Generate large road networks and mass-place tens of thousands of buildings. Mix both procedural and hand-made assets. Use the included assets or use your own.
Generate buildings procedurally very easily from your Megascans assets.
Import all the assets needed in a few clicks (you must have downloaded them already with Quixel Bridge), for any mesh LOD and texture resolution you want.
Set some parameters for your buildings such as their floor size and number of floors, and generate as many as you need with a click.
Creating a city is hard.
Traditionally it must be constructed by hand in a 3d application by an artist. While this approach gives the artist full control, it requires skill and a LOT of time to complete an entire city. Don't even mention if later you want to change its layout.
One can use tricks, shortcuts, and other Blender features such as particles, or random mesh extrusions to accelerate the work, it remains tedious nonetheless. And the results aren't always as great as our vision. Simply because there is a lot to do, and Blender is 'only' a generic 3d application, not a specialized city builder.
But with SceneCity, you add specific city building capabilities to Blender!
Plug pieces of functionality together to reach your desired goals. You describe your cities conceptually with nodes within graphs, and those can be as small or as large as you want.
Some nodes place buildings, others create road networks, and others generate procedural facade textures. More will be added giving you even more possibilities with every new version.
Time is precious. You cannot place each and every piece of a city by hand, there are hundreds of them, if not thousands. Instead let SceneCity do the boring work for you (like instancing and positioning objects), while you keep the fun creative part (like modeling and animating).
Describe the city you want in SceneCity using parameters, such as city size, what buildings to use, where to place them etc... the whole city is then created in a matter of seconds or few minutes, ready for you to play with, like adding cars, pedestrians, changing whatever you want, and rendering still images or animations.
Changing something is as easy as changing a parameter value, then recreating the city. Thanks to Blender, and depending on which instantiation method you choose, you can even modify a city without recreating it. Modifying the model of a building automatically changes all instances of that building everywhere it appears in the city.
SceneCity comes batteries included: props, roads and buildings. Load them in a click, and generate a city. It's that simple. Once included in your scene, they're just standard Blender meshes, objects and materials, so you can study them, modify them, or delete them.
You can also use your own assets.
Turn a few road portions into large networks easily. Creating huge networks becomes virtually free, both time-wise and effort-wise.
There are two types of roads you can use, depending on your needs. You can mix both also.
Repeat your own road portion(s) meshe(s) along curves. This type of roads gives nice curves and very complex-looking, intricate networks. However it does not test for intersections and collisions with other roads and buildings, and does not support crossings.
Assemble straight portions, T-crossing portions and X-crossing portions together on a grid like the pieces of a giant brick game. This type of network is precise and will not overlap with other roads and buildings. However curved roads are not supported, though you can model your portions to be curved to a certain point.
Place tens or hundreds of thousands of buildings in your city.
There are also two different methods to place your buildings, depending on your needs
Place the buildings randomly. Vary their size, and their density according to maps that can be procedural or image-based. Easy, fast, and looks very intricate and complex from far away. The buildings will overlap. You can put them on your terrains.
The buildings are placed precisely on a grid like the pieces of a giant brick game. They will not overlap with other roads and buildings. Define different districts, such as residential, commercial and industrial for example.
If, for any reason, you are not satisfied with the powerful and unique city-building features you find in this addon, you may receive your money back within 30 days of your purchase.

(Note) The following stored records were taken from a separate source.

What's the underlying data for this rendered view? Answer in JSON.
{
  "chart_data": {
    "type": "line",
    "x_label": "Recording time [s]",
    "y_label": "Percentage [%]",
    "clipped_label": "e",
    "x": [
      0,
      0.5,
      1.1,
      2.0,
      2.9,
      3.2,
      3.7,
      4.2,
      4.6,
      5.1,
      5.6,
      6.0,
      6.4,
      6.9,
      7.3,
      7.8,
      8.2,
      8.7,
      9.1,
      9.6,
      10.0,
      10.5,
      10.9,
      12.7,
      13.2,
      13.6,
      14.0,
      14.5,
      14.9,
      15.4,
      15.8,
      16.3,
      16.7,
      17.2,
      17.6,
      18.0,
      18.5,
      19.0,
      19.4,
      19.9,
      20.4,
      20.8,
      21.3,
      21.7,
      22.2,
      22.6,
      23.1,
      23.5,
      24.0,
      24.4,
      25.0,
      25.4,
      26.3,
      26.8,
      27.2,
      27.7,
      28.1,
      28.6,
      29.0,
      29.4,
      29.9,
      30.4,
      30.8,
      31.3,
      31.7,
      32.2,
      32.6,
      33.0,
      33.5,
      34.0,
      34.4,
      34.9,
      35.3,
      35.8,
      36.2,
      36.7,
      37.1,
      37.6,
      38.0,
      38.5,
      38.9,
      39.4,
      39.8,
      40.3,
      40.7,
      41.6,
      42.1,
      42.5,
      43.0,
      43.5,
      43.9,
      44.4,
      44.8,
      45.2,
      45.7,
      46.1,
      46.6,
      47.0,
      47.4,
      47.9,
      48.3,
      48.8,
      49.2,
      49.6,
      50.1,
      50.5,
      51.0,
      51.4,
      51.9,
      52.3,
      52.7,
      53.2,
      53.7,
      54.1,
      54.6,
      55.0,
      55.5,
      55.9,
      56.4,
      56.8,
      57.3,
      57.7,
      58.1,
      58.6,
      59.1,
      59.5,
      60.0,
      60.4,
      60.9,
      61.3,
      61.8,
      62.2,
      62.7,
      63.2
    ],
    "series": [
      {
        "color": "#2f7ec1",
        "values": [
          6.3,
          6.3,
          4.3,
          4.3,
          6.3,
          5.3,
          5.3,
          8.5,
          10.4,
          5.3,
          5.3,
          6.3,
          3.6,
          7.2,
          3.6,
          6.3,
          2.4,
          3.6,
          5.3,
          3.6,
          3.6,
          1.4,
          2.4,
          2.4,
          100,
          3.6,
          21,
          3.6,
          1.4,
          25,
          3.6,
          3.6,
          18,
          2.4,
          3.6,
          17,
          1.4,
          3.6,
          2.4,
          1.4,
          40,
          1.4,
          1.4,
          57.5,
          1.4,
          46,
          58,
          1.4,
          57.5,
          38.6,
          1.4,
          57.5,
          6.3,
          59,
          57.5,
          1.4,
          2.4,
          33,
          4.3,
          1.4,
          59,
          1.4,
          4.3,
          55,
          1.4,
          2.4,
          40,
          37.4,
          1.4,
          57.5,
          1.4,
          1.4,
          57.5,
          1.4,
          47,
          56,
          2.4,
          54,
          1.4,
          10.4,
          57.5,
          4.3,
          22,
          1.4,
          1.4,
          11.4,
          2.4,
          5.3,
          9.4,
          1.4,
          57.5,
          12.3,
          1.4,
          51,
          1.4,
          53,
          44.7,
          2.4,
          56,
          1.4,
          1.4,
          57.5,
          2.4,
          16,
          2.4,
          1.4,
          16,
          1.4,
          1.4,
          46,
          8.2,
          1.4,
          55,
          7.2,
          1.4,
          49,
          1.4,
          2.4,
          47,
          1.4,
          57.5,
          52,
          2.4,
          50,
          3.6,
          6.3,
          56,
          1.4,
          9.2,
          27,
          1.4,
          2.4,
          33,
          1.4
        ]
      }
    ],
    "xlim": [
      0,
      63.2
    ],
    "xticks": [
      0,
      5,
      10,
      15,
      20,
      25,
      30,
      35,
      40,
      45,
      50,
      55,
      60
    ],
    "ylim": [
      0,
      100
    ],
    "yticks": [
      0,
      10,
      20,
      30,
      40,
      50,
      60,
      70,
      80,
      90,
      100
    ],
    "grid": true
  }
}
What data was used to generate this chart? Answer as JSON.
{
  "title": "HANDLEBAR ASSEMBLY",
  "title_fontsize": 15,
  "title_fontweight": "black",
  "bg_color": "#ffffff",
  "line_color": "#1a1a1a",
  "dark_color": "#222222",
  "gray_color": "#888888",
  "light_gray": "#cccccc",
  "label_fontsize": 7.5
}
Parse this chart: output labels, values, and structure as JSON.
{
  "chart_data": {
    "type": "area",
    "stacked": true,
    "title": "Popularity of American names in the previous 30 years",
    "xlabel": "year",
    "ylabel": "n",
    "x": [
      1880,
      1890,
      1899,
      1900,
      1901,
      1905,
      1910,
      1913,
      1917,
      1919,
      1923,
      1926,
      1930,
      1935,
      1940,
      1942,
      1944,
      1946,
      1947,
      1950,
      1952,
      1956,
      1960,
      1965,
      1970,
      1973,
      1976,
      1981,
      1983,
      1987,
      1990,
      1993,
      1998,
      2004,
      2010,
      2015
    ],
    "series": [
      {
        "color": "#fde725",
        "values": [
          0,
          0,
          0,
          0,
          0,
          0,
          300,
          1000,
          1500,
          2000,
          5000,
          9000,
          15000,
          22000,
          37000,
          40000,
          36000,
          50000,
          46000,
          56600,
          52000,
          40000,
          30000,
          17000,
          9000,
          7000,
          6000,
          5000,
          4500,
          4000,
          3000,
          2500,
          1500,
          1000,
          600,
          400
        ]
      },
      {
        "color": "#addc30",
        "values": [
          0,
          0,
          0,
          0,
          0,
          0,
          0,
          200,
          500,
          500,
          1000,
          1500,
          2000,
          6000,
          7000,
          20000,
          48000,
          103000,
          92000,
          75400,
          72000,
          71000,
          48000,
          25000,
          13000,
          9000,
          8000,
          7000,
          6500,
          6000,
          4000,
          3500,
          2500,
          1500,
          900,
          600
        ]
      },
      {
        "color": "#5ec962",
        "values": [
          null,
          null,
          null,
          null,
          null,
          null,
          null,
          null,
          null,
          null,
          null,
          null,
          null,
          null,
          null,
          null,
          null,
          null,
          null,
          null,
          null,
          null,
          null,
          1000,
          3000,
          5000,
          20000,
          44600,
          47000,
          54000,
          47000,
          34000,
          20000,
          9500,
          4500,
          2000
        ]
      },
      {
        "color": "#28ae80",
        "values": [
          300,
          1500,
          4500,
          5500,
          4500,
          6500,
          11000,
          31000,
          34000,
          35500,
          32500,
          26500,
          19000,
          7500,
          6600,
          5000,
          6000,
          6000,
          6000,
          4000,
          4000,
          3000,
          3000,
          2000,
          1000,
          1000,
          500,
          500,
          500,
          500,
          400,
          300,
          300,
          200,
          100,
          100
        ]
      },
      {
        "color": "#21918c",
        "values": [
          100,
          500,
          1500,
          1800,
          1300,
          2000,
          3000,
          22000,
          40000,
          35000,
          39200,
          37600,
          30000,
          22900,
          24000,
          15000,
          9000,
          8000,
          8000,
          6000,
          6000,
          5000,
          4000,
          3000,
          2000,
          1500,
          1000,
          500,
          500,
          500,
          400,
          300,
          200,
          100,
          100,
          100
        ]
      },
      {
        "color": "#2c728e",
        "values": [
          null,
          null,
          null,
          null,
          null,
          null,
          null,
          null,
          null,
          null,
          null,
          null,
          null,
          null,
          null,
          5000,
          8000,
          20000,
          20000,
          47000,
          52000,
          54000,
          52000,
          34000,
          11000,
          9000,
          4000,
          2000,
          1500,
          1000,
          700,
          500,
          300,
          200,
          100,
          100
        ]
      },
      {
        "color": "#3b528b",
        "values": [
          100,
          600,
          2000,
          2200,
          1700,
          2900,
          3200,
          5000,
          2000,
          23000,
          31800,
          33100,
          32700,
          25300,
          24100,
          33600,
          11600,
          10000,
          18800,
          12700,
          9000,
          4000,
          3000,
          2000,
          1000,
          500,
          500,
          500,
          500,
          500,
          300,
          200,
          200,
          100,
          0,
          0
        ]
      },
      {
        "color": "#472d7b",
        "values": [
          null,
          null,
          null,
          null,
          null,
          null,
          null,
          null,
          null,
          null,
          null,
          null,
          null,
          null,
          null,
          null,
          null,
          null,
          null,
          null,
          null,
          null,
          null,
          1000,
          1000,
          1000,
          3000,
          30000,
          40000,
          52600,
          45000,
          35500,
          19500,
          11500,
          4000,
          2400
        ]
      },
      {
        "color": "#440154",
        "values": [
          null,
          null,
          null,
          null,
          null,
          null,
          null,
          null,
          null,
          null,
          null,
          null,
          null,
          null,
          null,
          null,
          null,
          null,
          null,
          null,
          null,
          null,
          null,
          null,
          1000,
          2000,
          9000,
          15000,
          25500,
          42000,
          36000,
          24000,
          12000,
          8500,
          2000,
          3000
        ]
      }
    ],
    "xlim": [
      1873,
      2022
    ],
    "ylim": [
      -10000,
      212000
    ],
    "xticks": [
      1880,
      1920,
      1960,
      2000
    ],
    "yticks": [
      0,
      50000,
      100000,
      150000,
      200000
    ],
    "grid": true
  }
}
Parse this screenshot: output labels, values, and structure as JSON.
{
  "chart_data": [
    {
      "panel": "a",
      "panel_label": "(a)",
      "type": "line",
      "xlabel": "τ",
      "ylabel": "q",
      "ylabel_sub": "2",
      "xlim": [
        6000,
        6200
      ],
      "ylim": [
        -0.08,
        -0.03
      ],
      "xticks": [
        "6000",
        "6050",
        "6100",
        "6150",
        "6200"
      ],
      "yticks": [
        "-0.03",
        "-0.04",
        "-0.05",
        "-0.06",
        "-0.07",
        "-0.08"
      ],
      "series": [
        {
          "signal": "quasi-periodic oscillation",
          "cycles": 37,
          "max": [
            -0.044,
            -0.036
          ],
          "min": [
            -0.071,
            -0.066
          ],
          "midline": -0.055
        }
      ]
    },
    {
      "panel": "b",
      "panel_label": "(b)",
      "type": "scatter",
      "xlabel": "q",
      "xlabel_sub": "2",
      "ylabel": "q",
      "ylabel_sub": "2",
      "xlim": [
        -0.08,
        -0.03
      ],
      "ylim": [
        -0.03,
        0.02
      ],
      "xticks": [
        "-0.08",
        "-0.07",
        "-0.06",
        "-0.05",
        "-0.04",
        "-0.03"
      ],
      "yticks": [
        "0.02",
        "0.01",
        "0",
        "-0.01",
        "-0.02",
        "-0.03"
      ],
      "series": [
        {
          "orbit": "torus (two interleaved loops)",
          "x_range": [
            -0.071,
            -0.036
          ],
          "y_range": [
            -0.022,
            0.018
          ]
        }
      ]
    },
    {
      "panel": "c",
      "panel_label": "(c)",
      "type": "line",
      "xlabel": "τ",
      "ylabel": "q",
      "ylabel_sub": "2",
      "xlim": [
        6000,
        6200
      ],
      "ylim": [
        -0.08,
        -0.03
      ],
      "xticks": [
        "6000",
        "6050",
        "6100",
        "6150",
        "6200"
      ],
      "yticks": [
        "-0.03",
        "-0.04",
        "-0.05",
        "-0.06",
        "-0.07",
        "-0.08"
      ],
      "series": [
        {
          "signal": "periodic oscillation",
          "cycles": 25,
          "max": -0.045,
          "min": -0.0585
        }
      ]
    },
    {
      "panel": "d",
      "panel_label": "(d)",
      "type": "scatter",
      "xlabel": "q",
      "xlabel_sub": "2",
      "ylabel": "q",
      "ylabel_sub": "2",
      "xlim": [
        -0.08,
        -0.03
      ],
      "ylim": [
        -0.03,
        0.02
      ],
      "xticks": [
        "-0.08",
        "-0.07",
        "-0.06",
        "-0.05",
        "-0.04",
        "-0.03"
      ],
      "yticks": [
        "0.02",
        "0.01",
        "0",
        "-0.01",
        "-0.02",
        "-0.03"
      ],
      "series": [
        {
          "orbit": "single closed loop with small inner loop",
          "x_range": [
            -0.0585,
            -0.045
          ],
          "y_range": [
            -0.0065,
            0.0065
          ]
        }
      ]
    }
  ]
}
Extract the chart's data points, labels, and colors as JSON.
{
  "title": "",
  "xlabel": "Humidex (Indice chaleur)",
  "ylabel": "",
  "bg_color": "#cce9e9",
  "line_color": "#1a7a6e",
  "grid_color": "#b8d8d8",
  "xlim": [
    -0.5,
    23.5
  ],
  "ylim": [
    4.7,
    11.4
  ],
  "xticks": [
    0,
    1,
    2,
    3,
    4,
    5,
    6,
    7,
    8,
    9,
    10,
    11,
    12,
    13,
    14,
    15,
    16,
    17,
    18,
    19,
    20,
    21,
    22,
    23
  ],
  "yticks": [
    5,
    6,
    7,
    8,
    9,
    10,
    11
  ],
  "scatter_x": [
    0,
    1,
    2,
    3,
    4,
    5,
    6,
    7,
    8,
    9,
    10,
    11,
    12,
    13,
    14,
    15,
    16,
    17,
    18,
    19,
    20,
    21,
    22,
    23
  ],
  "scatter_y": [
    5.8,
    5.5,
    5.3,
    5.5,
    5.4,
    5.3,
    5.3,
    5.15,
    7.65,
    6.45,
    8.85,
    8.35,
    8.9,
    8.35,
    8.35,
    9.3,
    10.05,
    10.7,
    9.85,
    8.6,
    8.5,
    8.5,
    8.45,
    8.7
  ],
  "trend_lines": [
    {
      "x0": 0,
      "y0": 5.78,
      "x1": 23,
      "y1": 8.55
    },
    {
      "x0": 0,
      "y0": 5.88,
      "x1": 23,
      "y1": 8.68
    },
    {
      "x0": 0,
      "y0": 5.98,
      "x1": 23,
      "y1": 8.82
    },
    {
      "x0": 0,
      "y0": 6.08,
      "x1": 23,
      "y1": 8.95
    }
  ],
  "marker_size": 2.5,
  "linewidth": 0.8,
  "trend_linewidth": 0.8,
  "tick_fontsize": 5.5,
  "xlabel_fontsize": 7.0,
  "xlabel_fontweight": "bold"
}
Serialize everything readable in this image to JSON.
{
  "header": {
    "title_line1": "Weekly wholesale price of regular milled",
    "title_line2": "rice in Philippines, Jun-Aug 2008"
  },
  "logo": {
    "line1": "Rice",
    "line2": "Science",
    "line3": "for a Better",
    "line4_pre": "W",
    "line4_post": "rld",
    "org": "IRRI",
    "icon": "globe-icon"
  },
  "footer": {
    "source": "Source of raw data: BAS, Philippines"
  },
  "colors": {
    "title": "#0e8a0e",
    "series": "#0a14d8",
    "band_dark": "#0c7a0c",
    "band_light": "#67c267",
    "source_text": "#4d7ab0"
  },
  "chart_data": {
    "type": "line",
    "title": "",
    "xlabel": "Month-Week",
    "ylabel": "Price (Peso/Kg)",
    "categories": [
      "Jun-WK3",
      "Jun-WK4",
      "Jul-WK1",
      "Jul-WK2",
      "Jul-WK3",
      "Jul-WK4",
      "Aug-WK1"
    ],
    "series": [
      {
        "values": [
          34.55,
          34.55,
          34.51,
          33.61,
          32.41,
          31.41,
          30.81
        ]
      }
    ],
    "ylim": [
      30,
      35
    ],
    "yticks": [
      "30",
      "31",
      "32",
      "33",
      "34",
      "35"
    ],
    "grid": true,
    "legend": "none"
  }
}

I have been designing this addon for years and helping hundreds of users create cities for their projects, so I know for a fact that it does the job. I also constantly update and improve SceneCity, month after month, so you get more features in time for the same price. That's why I can offer a guarantee like this.
Export entire cities to Unity for realtime rendering and navigation. First you must have all your assets already in Unity: models, materials, prefabs for buildings, roads, and props (the included assets are pre-exported in a Unity package, you just have to import it into your Unity projects).
Then generate your city from Blender, and export it using the specific node for it. The output is a text file describing your city. From Unity open the SceneCity loader window, load the exported file, set all corresponding assets, and with the click of a button, your entire city is re-created in Unity, down to every prop object.
This method is a lot more efficient than exporting the entire city directly with FBX because you keep the control on your prefabs for the buildings, roads and props. Use any prefab and modify them anytime after the city is imported. That includes complex objects with scripts, objects hierarchies, nested prefabs, physics setups, sound sources, LOD, and all other Unity prefab features.
SceneCity integrates nicely in Blender's interface and the UI is clear and uncluttered as much as possible. It adds a new graph type into Blender's node editor panel. It will also tell you when something is wrong, for example when a node's required input socket isn't plugged yet.